Following scoring terms are pre-defined for available databases:
| ExtendedPubChem | - | PubChemNumberPatents,PubChemNumberPubMedReferences |
| ChemSpider | - | ChemSpiderReferenceCount,ChemSpiderNumberExternalReferences,ChemSpiderRSCCount,ChemSpiderNumberPubMedReferences,ChemSpiderDataSourceCount |
Defining FragmenterScore, SmartsSubstructureInclusionScore and RetentionTimeScore together with necessary parameters.

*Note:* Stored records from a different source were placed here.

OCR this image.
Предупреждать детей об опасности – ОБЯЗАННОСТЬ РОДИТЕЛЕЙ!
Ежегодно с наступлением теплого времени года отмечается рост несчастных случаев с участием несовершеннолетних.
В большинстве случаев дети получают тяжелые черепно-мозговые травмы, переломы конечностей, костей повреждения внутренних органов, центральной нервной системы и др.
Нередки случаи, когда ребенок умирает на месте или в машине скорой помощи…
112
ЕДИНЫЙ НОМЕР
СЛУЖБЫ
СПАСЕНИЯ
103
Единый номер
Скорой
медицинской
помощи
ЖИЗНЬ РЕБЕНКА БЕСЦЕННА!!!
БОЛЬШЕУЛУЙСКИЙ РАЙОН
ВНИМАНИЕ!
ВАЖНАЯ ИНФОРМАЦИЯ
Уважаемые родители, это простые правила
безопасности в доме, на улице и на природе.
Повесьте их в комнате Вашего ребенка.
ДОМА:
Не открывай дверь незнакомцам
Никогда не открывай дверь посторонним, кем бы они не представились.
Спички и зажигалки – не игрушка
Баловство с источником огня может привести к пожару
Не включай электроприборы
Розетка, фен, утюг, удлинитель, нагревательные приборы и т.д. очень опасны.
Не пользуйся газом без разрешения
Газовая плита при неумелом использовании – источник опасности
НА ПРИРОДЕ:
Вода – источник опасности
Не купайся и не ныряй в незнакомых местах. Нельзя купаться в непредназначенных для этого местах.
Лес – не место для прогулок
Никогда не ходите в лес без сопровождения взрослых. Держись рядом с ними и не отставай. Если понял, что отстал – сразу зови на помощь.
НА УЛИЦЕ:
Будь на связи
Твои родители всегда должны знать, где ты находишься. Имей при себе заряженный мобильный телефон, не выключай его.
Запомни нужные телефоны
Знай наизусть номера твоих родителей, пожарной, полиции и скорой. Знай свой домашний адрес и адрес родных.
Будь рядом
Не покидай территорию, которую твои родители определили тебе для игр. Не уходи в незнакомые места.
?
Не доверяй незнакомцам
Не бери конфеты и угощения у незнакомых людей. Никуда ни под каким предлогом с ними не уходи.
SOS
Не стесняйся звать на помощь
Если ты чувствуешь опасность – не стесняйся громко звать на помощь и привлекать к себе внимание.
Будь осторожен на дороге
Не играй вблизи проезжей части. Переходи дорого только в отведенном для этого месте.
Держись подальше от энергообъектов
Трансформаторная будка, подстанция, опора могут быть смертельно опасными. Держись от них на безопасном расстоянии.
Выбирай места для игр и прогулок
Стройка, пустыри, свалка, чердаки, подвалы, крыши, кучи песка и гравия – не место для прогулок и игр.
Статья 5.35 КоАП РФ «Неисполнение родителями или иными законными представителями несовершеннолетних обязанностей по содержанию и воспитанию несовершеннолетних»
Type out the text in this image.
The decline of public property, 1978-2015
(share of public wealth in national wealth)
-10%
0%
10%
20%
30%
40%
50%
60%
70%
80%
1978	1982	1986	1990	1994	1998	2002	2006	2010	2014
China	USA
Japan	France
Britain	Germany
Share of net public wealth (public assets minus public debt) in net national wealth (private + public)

| settingsObject[["MetFragScoreTypes"]]<-c("FragmenterScore","SmartsSubstructureInclusionScore","RetentionTimeScore") |
| settingsObject[["ScoreSmartsInclusionList"]]<-c("[OX2H]","c1cccc1") |
| settingsObject[["RetentionTimeTrainingFile"]]<-"C:/Documents/RetentionTimeFile.csv" |
| settingsObject[["ExperimentalRetentionTimeValue"]]<-9.4 |
| settingsObject[["MetFragScoreWeights"]]<-c(1.0,0.5,0.5) |
Defining FragmenterScore and database dependent soring terms for ExtendedPubChem database.
| settingsObject[["MetFragDatabaseType"]]<-c("ExtendedPubChem") |
| settingsObject[["MetFragScoreTypes"]]<-c("FragmenterScore","PubChemNumberPatents","PubChemNumberPubMedReferences") |
| settingsObject[["MetFragScoreWeights"]]<-c(1.0,0.5,0.5) |